Question

Find sin (a/2) if cos(a)= 12/13 for 0 degrees≤ a≤ 90 degrees

Answer 1

hmmm if the angle is between \(\bf 0^o < a < 90^o\ that'd be 1st Quadrant

what signs are sine and cosine? is sine + or -? is cosine + or - anyway?

Answer 2

hmmm well.... just notice.. you just need the half-angle... hmmm ok

Answer 3

It does't say so i assume they are both positive

Answer 4

well just bear in mind that -> \(\bf sin\left(\cfrac{{\color{red}{ \theta}}}{2}\right)=\pm \sqrt{\cfrac{1-cos({\color{red}{ \theta}})}{2}}\)

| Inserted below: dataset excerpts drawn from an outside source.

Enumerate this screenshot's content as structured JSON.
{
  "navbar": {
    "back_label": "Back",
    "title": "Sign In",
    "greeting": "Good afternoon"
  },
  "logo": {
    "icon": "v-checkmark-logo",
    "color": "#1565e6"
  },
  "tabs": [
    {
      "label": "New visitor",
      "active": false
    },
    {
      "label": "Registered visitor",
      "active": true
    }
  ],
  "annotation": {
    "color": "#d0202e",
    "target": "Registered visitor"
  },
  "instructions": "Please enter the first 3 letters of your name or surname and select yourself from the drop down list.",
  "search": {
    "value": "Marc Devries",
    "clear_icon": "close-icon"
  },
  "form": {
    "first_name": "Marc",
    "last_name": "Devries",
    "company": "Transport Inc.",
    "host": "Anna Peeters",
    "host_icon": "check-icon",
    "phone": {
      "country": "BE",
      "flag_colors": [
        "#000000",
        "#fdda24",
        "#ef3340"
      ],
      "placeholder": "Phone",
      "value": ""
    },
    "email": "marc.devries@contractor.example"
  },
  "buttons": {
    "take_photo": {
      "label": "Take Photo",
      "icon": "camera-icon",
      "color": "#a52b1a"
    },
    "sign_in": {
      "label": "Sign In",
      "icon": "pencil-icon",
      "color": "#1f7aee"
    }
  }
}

and you're given the cosine already

keep in mind that you're in the 1st Quadrant, so sine has a sign there, and that's the root you'd keep

Answer 5

If it's in the first quadrant, that means its positive, right?

Answer 6

yeap, which means \(\bf sin\left(\cfrac{{\color{red}{ \theta}}}{2}\right)=+ \sqrt{\cfrac{1-cos({\color{red}{ \theta}})}{2}}\)

Answer 7

So how do i find theta?

Answer 8

well.. you're asked to find sin(a/2)
you're already given the cosine of angle "a" anyhow
and that's all you'd need to get sin(a/2)

Answer 9

So all i have to do is input 12/13 for theta into the equation and solve?

Answer 10

@jdoe0001

Answer 11

yeap pretty much, yes

Answer 12

do you need help

Answer 13

I got -6, but thats not an option for me

Answer 14

\(\bf sin\left(\cfrac{{\color{red}{ \theta}}}{2}\right)=+ \sqrt{\cfrac{1-\left({\color{brown}{ \frac{12}{13}}}\right)}{2}}\)

Answer 15

-6? from a square root...... ?

Answer 16

keep in mind that 1 = 13/13
thus one could say \(\large {
sin\left(\cfrac{{\color{red}{ a}}}{2}\right)=+ \sqrt{\cfrac{\frac{13}{13}-\left({\color{brown}{ \frac{12}{13}}}\right)}{2}} }\)

Answer 17

On the top where I have 12/13, wouldn't i have to get a common denominator?

Answer 18

yues

Answer 19

anyhow.. yes.. but doesn't end up with -6 though

Answer 20

then I'm left with 1/13

Answer 21

yeap

Answer 22

and then divide that by 2 and find the square root?

Answer 23

I got it! thank you so much(:

Answer 24

yeap

Answer 25

yw